The Serbian Progressive Party (SNS) on Friday denied that Serbian President-elect and its former leader Tomislav Nikolic had said that the eastern Croatian town of Vukovar was a Serb town to which Croats had no reason to come back.
Beta news agency cited an SNS press release as saying that Nikolic's office denied in vehement terms that he had given a statement to any newspaper from the day the SNS was established, let alone between the two rounds of Serbia's recent presidential election, in which he said that Vukovar was a Serb town and that Croats had no reason to return there.
The press release said this was a "mean and sneaky lie" and that Nikolic's policy would be aimed at peace-building and stability in the region.

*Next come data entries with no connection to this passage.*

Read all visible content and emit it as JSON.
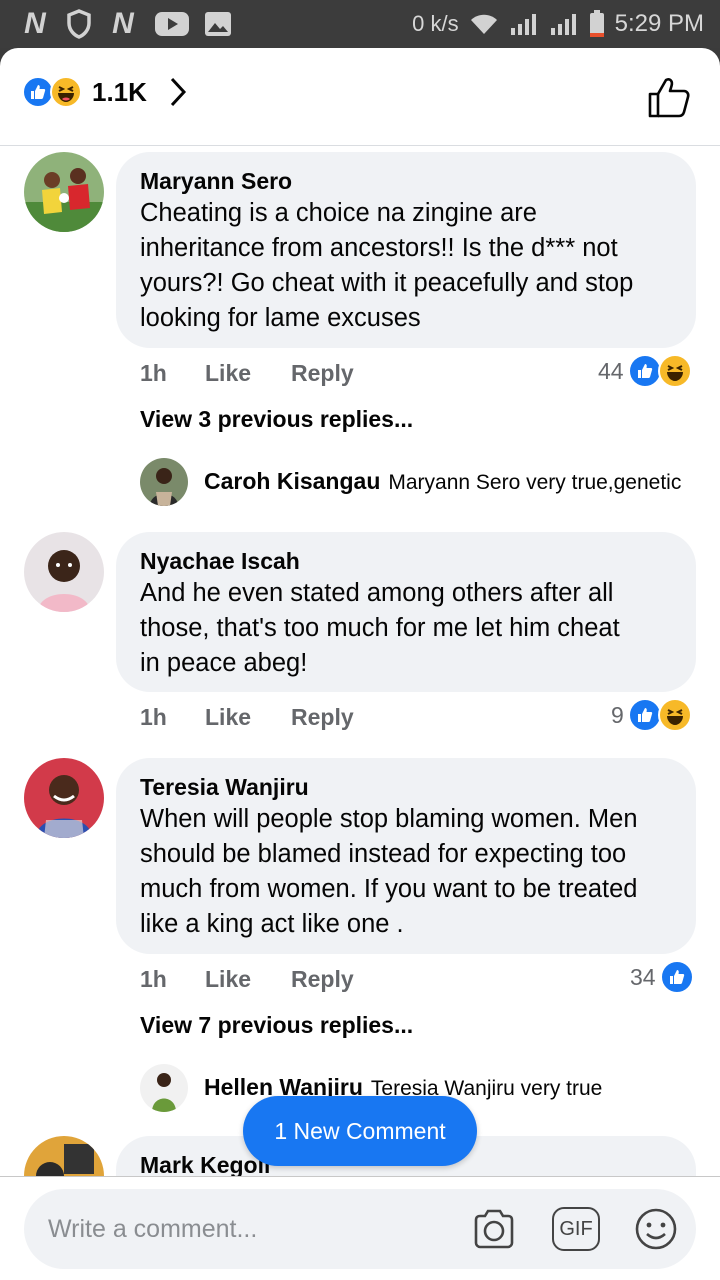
{
  "status_bar": {
    "speed": "0 k/s",
    "time": "5:29 PM",
    "left_icons": [
      "netflix-icon",
      "shield-icon",
      "netflix-icon",
      "youtube-icon",
      "gallery-icon"
    ]
  },
  "header": {
    "reaction_count": "1.1K",
    "reaction_icons": [
      "like-icon",
      "haha-icon"
    ]
  },
  "comments": [
    {
      "author": "Maryann Sero",
      "text_lines": [
        "Cheating is a choice na zingine are",
        "inheritance from ancestors!! Is the d*** not",
        "yours?! Go cheat with it peacefully and stop",
        "looking for lame excuses"
      ],
      "time": "1h",
      "like_label": "Like",
      "reply_label": "Reply",
      "reaction_count": "44",
      "view_replies": "View 3 previous replies...",
      "reply": {
        "author": "Caroh Kisangau",
        "text": "Maryann Sero very true,genetic"
      }
    },
    {
      "author": "Nyachae Iscah",
      "text_lines": [
        "And he  even stated among others after all",
        "those, that's too much for me let him cheat",
        "in peace abeg!"
      ],
      "time": "1h",
      "like_label": "Like",
      "reply_label": "Reply",
      "reaction_count": "9"
    },
    {
      "author": "Teresia Wanjiru",
      "text_lines": [
        "When will people stop blaming women. Men",
        "should be blamed instead for expecting too",
        "much from women. If you want to be treated",
        "like a king act like one ."
      ],
      "time": "1h",
      "like_label": "Like",
      "reply_label": "Reply",
      "reaction_count": "34",
      "view_replies": "View 7 previous replies...",
      "reply": {
        "author": "Hellen Wanjiru",
        "text": "Teresia Wanjiru  very true"
      }
    },
    {
      "author": "Mark Kegoli"
    }
  ],
  "new_comment_label": "1 New Comment",
  "composer": {
    "placeholder": "Write a comment...",
    "icons": [
      "camera-icon",
      "gif-icon",
      "emoji-icon"
    ],
    "gif_label": "GIF"
  },
  "colors": {
    "accent": "#1877f2",
    "haha": "#f7b928",
    "bubble": "#f0f2f5",
    "secondary_text": "#65676b"
  }
}
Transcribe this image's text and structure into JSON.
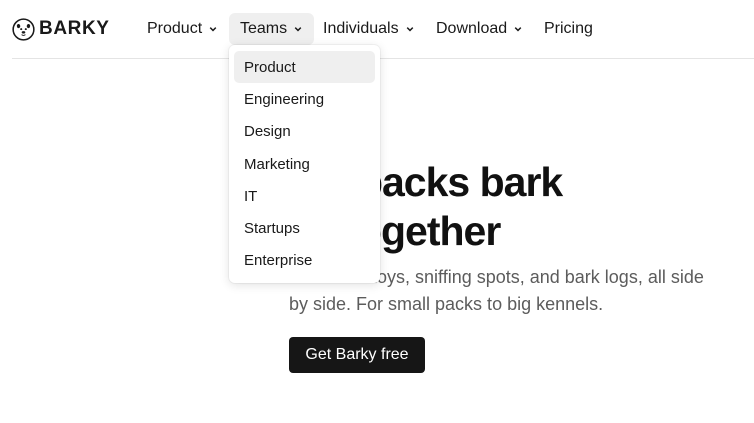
{
  "brand": {
    "name": "BARKY"
  },
  "nav": {
    "items": [
      {
        "label": "Product",
        "has_menu": true
      },
      {
        "label": "Teams",
        "has_menu": true,
        "active": true
      },
      {
        "label": "Individuals",
        "has_menu": true
      },
      {
        "label": "Download",
        "has_menu": true
      },
      {
        "label": "Pricing",
        "has_menu": false
      }
    ]
  },
  "dropdown": {
    "items": [
      {
        "label": "Product",
        "highlighted": true
      },
      {
        "label": "Engineering"
      },
      {
        "label": "Design"
      },
      {
        "label": "Marketing"
      },
      {
        "label": "IT"
      },
      {
        "label": "Startups"
      },
      {
        "label": "Enterprise"
      }
    ]
  },
  "hero": {
    "title_line1": "ere packs bark",
    "title_line2": "er, together",
    "subtitle_line1": "toys, sniffing spots, and bark logs, all side",
    "subtitle_line2": "by side. For small packs to big kennels.",
    "cta_label": "Get Barky free"
  },
  "colors": {
    "text": "#191919",
    "muted": "#5c5c5c",
    "cta_bg": "#161616",
    "hover_bg": "#efefef",
    "border": "#e4e4e4"
  }
}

Nikolic told the German daily Frankfurter Allgemeine Zeitung that the project of a Greater Serbia was an unrealised dream of his and that today he respected Croatia's internationally recognised border, but that Croats had no reason to return to Vukovar "because it was a Serb town."
He spoke to the paper ahead of a presidential runoff in Serbia held last Sunday. The journalist asked him how his previous statements about a Greater Serbia would be received in Serbia's neighbours, such as Croatia, if he was elected president.
Nikolic said "there are dreams which one can never realise. For a long time I can see that Croatia is an internationally recognised country and that Croatia's borders are on the Danube and that there will be no change of borders. The same applies to Bosnia and Herzegovina. (...) My dreams from the time of the disintegration of Yugoslavia, when decisions were made on where somebody would live, unfortunately, haven't come true and, as it is, they will not come true."
Asked to comment on the fact that more Serbs live in Vukovar today than ten years ago, Nikolic said "that's because Vukovar was a Serb town" and "Croatians have no reasons to come back there".